La indagación de Peña reproduce y selecciona párrafos y fragmentos de esta literatura con ojo de buen cubero, sabiendo o sospechando que detrás del talento narrativo se esconde una tifa rompe filas con la cual acceder a los protagonistas innombrables del periodo: terroristas cubanos de extrema derecha, fascistas italianos, espías chilenos, lumpen militar asignado al Servicio, acciones de asesinatos masivos como la Operación Cóndor y pruebas químicas con gas sarín para reventar a las víctimas. Paradójicamente, los fragmentos mejor logrados de esa metonimia del espanto que practica Callejas son aquellos donde se revela una cierta humanidad escondida donde ya no parece haberla, como en el cuento “Ya no seré feliz”, donde un empresario que ha sido secuestrado por guerrilleros decide a último momento no denunciar a su captora, una vez que es rescatado por las fuerzas del Servicio.

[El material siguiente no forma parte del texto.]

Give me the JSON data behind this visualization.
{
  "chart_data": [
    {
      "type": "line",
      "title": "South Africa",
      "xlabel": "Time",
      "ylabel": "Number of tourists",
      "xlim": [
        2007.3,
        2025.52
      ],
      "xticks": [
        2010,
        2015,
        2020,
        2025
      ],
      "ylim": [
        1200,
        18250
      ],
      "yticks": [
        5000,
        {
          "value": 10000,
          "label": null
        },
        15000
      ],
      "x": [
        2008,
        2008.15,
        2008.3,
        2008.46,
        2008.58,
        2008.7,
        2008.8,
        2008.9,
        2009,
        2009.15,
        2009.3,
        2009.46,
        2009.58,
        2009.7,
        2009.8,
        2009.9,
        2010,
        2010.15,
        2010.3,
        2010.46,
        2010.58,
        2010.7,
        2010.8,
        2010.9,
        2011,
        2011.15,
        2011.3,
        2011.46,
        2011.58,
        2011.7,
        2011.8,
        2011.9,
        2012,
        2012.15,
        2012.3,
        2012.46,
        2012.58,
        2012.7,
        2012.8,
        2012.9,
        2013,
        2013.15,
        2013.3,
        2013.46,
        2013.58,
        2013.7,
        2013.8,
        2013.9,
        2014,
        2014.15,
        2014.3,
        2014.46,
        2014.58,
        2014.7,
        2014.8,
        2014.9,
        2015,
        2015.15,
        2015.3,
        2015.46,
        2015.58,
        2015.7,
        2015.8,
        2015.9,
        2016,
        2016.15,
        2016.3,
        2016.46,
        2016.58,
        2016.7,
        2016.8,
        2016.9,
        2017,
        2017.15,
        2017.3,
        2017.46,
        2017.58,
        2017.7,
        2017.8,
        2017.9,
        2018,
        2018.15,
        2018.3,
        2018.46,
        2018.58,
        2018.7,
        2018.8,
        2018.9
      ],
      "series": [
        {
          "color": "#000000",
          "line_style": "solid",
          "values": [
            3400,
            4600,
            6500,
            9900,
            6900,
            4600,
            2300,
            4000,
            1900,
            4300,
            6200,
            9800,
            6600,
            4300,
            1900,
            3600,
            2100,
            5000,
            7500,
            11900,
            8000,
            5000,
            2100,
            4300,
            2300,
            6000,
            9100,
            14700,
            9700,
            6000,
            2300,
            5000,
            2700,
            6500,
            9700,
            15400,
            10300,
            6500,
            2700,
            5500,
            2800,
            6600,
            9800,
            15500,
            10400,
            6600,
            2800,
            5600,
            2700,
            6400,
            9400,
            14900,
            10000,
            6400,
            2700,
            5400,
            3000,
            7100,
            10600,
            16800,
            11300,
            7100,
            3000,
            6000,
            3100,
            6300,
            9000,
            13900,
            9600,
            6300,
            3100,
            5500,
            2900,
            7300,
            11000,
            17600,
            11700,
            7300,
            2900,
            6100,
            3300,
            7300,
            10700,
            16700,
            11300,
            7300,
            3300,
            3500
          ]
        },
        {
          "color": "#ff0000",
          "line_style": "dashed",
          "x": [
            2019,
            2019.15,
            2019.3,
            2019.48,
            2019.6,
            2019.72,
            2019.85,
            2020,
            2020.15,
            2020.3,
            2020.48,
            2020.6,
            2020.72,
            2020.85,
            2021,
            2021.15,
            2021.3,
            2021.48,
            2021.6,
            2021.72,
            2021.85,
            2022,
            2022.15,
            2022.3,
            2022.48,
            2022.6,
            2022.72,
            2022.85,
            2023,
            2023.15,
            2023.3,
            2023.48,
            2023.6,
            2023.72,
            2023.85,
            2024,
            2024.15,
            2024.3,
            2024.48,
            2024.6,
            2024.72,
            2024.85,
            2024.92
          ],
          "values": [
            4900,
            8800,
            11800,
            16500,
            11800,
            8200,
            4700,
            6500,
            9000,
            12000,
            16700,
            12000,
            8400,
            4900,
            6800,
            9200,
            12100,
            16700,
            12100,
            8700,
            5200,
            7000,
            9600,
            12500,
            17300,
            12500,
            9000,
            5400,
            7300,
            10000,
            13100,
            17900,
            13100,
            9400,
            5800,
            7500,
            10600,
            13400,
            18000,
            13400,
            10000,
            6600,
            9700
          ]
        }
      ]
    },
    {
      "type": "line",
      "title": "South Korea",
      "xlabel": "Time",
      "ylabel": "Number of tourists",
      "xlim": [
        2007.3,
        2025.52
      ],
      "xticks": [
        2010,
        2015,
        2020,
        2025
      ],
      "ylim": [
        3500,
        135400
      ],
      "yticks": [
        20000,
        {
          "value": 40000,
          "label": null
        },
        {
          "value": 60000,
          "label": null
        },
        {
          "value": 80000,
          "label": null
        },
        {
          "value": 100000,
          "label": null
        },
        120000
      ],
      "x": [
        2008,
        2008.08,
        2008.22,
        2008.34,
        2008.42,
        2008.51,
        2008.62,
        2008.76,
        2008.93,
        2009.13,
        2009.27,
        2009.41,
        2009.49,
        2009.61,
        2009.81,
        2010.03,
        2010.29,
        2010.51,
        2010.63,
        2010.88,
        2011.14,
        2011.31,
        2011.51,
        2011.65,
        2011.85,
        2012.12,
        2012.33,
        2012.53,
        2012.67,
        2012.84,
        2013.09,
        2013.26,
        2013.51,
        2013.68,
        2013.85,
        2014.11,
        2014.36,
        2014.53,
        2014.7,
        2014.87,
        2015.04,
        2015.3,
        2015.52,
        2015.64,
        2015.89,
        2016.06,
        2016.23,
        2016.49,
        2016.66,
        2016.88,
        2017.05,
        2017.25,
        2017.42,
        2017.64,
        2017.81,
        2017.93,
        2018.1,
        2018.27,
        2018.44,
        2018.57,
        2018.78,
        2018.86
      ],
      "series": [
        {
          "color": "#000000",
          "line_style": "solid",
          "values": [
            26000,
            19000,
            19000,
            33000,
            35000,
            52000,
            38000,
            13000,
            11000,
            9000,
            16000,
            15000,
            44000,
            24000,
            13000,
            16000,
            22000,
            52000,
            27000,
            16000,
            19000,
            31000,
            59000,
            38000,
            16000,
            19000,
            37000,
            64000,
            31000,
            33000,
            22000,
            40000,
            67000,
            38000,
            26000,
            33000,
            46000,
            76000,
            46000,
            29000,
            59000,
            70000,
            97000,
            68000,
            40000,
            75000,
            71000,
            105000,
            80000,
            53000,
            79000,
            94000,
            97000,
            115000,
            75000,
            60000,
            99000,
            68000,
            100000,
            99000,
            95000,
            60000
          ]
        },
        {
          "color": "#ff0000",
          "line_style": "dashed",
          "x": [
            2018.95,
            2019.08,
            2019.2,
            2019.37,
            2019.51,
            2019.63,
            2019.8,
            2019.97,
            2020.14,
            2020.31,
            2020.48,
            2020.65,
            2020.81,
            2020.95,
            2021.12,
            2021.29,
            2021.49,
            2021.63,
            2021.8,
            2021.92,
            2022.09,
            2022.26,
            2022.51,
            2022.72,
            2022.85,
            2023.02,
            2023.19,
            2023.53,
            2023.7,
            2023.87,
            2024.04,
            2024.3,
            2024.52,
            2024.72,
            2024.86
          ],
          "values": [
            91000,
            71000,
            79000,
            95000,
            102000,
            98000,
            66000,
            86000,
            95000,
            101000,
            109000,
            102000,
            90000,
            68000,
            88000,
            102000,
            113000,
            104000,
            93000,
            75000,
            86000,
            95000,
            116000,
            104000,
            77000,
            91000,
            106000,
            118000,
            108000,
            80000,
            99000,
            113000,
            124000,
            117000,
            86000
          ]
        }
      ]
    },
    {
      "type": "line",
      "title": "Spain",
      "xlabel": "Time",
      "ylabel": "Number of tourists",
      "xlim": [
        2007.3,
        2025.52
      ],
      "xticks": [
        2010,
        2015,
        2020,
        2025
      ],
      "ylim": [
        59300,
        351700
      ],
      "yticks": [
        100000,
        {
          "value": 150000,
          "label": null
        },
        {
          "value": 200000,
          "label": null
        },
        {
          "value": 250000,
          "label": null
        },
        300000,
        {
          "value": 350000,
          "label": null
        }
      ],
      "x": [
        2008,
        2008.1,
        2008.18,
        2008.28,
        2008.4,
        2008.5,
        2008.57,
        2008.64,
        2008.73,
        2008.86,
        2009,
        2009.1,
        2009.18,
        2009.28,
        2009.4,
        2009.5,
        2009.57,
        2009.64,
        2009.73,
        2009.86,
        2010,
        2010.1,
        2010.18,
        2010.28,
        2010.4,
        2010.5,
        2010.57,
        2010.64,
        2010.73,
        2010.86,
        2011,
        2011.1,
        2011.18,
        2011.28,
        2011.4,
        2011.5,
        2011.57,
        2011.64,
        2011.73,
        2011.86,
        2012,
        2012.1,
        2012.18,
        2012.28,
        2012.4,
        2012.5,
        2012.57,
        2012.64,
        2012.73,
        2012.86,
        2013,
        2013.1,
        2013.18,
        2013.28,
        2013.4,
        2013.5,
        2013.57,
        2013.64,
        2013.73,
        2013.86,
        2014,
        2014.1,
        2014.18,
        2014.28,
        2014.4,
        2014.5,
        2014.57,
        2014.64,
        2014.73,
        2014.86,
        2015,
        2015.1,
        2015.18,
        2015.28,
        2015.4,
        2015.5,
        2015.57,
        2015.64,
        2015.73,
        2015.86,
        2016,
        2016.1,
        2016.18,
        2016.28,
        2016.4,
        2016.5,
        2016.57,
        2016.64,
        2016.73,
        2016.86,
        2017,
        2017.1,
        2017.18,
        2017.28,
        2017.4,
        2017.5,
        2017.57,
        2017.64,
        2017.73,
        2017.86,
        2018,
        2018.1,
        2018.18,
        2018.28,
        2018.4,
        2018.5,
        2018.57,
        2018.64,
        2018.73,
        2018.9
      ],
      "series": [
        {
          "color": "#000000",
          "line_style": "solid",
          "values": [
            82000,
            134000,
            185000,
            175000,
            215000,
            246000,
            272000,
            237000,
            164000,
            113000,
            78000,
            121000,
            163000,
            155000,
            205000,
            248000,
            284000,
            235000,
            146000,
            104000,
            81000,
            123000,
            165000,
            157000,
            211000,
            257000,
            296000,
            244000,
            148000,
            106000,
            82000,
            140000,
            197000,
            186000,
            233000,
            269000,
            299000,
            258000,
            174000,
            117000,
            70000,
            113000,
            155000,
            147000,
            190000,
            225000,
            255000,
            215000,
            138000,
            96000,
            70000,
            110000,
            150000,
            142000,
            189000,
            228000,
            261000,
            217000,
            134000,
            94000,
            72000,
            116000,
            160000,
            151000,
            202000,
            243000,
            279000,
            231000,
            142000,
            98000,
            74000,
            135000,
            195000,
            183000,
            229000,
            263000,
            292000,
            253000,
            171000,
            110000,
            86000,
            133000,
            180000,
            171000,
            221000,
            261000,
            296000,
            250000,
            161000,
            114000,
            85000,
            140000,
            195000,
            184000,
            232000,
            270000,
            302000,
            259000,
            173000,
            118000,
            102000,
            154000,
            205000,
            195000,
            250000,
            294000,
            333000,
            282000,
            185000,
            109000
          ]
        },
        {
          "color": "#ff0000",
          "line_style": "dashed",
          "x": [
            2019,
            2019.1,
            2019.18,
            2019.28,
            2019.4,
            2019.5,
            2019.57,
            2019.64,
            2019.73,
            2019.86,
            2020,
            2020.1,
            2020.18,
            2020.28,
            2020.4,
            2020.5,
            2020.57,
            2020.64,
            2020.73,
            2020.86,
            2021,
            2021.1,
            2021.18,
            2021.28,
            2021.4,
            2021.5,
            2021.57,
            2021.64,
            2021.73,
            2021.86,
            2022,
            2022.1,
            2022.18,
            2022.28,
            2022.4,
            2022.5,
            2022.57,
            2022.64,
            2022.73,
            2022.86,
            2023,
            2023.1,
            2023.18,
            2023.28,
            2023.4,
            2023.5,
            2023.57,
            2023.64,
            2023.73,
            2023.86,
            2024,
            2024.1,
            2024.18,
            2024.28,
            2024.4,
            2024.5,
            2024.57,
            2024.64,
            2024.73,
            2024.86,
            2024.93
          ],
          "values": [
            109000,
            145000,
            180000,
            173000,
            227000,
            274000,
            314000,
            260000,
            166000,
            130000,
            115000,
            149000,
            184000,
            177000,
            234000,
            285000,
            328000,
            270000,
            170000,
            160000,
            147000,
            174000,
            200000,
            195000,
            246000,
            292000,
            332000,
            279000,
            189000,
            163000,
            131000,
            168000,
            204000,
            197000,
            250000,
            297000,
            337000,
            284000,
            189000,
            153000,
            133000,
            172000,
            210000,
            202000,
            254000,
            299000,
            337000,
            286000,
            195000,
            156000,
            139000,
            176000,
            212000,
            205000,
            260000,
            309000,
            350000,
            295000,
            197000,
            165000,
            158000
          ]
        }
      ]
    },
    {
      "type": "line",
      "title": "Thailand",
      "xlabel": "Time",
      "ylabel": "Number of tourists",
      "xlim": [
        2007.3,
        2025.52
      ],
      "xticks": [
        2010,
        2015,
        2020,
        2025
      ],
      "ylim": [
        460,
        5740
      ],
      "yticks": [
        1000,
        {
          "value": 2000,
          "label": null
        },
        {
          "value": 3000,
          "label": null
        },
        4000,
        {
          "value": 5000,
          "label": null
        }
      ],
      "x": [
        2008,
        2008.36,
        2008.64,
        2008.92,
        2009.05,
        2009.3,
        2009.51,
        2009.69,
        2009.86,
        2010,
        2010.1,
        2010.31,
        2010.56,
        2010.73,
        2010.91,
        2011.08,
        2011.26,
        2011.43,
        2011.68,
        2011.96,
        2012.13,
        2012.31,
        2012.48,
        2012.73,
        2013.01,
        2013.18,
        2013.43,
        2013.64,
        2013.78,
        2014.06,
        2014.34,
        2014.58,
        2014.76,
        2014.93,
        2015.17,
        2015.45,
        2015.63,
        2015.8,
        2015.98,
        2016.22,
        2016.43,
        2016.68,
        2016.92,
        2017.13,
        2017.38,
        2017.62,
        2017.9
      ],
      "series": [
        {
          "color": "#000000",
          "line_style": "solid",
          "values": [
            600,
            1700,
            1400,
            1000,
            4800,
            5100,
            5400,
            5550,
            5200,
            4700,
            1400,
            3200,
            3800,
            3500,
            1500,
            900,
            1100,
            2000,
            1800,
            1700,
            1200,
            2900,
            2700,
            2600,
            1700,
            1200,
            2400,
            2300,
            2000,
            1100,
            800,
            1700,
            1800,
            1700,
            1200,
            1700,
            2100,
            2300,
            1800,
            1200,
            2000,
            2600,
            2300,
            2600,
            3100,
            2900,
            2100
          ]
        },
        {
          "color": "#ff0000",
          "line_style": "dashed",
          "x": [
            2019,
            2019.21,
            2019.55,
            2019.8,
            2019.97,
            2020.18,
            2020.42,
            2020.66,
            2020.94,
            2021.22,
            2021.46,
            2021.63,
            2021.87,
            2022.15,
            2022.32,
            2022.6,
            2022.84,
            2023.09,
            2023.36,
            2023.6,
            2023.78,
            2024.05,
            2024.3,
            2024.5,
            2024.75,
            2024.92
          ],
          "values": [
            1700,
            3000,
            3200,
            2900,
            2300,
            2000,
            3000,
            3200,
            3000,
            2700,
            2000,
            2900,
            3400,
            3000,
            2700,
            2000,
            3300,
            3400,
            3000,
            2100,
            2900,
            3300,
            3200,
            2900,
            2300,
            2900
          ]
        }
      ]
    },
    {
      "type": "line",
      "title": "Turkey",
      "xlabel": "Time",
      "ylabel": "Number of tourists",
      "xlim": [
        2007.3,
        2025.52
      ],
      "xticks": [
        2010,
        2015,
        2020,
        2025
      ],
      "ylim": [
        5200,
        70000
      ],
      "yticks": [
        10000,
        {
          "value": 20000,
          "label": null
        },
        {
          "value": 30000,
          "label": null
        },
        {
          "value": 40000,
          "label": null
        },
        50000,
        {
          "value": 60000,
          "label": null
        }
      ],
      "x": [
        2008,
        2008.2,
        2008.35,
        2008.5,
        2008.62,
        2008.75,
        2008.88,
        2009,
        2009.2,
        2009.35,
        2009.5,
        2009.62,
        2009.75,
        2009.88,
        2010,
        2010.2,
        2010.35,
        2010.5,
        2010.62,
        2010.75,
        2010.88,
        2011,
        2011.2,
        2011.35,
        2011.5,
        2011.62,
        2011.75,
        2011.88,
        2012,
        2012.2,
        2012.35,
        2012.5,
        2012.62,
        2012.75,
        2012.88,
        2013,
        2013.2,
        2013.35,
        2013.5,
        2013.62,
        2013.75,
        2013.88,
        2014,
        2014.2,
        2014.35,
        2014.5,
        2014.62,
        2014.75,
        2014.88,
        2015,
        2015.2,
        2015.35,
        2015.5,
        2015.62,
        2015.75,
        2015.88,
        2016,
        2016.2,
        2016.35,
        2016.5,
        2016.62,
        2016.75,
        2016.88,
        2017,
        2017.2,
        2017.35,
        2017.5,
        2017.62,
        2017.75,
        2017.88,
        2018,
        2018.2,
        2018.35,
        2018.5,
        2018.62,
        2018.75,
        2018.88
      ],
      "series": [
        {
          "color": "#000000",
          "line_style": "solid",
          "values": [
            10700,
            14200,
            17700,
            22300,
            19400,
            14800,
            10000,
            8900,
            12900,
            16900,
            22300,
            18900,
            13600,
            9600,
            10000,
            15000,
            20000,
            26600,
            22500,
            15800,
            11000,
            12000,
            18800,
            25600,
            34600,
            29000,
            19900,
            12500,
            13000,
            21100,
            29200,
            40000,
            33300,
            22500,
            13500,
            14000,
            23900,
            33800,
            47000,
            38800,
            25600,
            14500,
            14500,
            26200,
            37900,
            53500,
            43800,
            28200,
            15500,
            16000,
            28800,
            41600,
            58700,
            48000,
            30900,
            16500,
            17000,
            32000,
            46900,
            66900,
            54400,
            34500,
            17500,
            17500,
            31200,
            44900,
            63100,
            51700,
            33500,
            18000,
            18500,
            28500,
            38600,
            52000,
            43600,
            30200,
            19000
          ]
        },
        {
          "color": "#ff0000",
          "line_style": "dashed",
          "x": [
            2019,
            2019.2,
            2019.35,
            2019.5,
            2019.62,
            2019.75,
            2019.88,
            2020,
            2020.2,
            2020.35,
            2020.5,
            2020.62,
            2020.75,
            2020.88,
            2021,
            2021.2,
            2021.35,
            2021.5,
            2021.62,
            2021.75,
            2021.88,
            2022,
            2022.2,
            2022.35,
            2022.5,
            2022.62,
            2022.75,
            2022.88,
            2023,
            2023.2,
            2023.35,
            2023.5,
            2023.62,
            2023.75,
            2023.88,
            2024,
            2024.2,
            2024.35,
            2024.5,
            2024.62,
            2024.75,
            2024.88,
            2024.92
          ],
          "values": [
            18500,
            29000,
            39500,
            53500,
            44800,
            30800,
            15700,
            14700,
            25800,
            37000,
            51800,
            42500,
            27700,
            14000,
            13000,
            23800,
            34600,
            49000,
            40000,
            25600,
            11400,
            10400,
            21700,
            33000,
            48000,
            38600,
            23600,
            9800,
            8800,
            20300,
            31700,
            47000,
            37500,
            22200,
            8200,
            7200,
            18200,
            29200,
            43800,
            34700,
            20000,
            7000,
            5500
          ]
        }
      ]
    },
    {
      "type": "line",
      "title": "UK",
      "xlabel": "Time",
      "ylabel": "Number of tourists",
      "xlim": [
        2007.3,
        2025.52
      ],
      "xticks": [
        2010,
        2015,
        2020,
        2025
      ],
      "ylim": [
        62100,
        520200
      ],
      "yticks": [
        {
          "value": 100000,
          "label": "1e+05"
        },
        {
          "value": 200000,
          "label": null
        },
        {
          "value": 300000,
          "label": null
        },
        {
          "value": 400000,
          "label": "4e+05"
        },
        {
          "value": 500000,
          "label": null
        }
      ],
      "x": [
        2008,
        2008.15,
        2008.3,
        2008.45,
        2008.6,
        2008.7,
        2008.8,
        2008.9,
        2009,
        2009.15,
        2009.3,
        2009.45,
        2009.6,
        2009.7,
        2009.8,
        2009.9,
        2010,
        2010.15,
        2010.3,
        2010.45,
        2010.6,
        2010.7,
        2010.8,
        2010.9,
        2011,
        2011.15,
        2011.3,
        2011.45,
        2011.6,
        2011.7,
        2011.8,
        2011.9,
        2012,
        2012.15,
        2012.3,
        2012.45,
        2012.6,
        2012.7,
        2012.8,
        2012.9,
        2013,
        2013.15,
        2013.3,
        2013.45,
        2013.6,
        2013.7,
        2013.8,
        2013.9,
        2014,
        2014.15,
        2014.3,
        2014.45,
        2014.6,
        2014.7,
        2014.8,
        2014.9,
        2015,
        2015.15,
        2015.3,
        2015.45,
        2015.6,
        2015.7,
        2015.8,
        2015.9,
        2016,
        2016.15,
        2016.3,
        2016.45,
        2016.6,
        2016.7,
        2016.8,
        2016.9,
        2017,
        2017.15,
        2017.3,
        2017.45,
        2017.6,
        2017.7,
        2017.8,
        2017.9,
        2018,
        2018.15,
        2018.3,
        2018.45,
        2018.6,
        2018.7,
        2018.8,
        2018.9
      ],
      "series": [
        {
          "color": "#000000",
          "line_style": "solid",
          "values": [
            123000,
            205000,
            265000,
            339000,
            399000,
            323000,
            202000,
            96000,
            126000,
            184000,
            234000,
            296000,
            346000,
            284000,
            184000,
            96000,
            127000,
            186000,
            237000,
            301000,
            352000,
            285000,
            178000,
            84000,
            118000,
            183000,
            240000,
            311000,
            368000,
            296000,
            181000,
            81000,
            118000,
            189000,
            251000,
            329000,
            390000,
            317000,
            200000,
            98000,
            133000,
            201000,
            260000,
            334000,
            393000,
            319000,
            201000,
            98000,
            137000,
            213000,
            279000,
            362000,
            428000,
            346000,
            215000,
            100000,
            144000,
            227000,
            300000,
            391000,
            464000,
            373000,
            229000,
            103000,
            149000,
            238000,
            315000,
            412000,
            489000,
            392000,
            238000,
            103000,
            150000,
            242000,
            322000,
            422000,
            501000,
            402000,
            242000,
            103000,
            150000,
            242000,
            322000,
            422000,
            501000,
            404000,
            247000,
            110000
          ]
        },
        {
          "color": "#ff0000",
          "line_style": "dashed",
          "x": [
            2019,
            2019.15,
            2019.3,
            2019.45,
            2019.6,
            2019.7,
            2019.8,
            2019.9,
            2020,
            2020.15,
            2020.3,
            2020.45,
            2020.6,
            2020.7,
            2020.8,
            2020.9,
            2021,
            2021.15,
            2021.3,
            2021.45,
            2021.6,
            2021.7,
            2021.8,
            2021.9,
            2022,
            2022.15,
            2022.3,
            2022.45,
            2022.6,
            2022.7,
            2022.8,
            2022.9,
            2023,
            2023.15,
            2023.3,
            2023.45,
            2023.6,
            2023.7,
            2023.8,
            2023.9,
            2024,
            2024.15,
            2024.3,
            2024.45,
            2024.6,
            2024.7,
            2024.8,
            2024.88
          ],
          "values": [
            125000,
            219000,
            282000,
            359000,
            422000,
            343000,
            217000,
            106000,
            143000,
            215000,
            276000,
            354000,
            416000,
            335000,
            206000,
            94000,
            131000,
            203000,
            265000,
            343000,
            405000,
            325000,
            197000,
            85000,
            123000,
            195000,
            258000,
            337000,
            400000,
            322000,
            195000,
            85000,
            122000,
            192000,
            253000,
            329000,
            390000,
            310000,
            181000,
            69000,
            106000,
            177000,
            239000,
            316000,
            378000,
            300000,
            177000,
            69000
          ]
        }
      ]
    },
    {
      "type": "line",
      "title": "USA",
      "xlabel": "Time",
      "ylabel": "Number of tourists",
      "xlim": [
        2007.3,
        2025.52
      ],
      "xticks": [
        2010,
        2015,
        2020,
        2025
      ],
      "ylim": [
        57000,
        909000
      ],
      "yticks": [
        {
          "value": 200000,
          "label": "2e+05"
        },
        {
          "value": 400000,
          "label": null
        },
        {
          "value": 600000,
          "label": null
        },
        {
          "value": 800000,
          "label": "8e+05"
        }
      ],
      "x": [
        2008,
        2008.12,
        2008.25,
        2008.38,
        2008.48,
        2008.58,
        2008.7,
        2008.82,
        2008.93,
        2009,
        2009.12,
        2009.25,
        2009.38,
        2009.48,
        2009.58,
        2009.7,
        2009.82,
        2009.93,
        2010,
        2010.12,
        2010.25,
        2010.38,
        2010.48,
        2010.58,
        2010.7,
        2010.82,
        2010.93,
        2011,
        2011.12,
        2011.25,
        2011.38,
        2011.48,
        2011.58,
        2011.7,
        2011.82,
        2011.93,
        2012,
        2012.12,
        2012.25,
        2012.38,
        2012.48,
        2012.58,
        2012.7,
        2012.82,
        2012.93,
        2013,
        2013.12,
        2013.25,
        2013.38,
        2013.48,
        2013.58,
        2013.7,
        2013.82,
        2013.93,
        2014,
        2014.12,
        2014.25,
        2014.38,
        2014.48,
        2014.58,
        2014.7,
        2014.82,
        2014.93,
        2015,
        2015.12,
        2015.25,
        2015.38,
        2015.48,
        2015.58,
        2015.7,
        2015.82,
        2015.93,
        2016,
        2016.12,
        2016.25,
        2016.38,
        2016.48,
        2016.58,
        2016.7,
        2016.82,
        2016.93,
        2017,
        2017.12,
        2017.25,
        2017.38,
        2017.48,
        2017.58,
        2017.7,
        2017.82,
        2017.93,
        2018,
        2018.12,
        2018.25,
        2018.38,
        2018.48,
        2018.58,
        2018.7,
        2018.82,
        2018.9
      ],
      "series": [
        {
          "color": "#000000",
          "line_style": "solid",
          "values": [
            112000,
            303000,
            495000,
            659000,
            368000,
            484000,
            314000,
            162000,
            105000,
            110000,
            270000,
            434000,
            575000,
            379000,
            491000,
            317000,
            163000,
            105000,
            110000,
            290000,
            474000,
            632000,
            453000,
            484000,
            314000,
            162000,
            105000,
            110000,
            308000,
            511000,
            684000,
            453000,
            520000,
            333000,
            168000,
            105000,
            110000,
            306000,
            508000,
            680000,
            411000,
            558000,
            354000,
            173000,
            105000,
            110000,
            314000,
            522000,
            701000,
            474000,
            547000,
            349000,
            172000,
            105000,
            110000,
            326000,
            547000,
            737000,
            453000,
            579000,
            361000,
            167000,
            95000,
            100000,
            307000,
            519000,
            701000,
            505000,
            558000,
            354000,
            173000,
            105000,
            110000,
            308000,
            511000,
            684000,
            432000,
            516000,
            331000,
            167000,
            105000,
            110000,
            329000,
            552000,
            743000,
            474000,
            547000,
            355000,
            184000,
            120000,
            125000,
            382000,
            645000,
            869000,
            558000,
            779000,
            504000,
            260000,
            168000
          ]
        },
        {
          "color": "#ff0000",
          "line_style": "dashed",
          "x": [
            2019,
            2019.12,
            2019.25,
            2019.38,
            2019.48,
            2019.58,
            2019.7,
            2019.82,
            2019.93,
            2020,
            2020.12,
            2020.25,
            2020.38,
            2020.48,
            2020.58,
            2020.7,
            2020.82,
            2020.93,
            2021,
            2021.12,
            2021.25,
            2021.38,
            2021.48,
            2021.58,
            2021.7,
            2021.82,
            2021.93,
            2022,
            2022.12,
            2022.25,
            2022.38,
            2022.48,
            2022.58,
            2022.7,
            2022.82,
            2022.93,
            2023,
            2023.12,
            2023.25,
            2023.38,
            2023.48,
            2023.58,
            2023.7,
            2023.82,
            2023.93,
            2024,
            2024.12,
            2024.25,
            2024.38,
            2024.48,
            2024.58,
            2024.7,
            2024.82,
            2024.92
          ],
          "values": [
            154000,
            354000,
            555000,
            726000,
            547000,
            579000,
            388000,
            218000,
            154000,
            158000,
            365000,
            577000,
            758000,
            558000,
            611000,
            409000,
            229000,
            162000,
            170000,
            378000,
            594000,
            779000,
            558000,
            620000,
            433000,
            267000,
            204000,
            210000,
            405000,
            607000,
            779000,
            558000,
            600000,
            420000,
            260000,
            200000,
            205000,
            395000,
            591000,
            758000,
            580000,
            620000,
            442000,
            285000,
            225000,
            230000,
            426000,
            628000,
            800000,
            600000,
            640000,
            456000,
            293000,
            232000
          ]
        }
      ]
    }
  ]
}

La lógica dictaba que el derrumbe de Callejas como socialité de la literatura chilena debía llegar con la caída de Townley en manos de la justicia norteamericana y el fin de la DINA como musa de la impunidad. Pretender algo distinto, como quiso ella en 1988 cuando escribió una carta al embajador de Estados Unidos en Chile, Harry Barnes, solicitando una visa de entrada al país donde se había cometido el primer atentado terrorista de envergadura por parte de un servicio de inteligencia extranjero, era sencillamente no entender nada sobre su rol tanto en la DINA como en los salones literarios de la dictadura chilena. “Siento que mi futuro como escritora ha llegado a su fin en Chile por razones políticas, pero mientras estuve en Estados Unidos exploré en el campo de la literatura y sentí que tengo un futuro como escritora en ese país, donde hay libertad para escribir sobre cualquier tema”, alegaba ella en su carta de petición al embajador Barnes.
Para Callejas, ser escritora era escribir bien. Todavía hay gente que piensa lo mismo. Y hay cada vez más mercado dispuesto a abrazar esa premisa. Es lo que hace tan vívido y actual el perfil de Peña sobre Callejas. “Vivo con una maleta, en una casa sin muebles (los vendí). Quemé mis naves en diciembre. Por favor, ayúdeme” termina diciendo ella en su carta. Quería reinventarse como escritora, y apenas comprendía que su literatura de agente de la DINA ya la había creado a ella.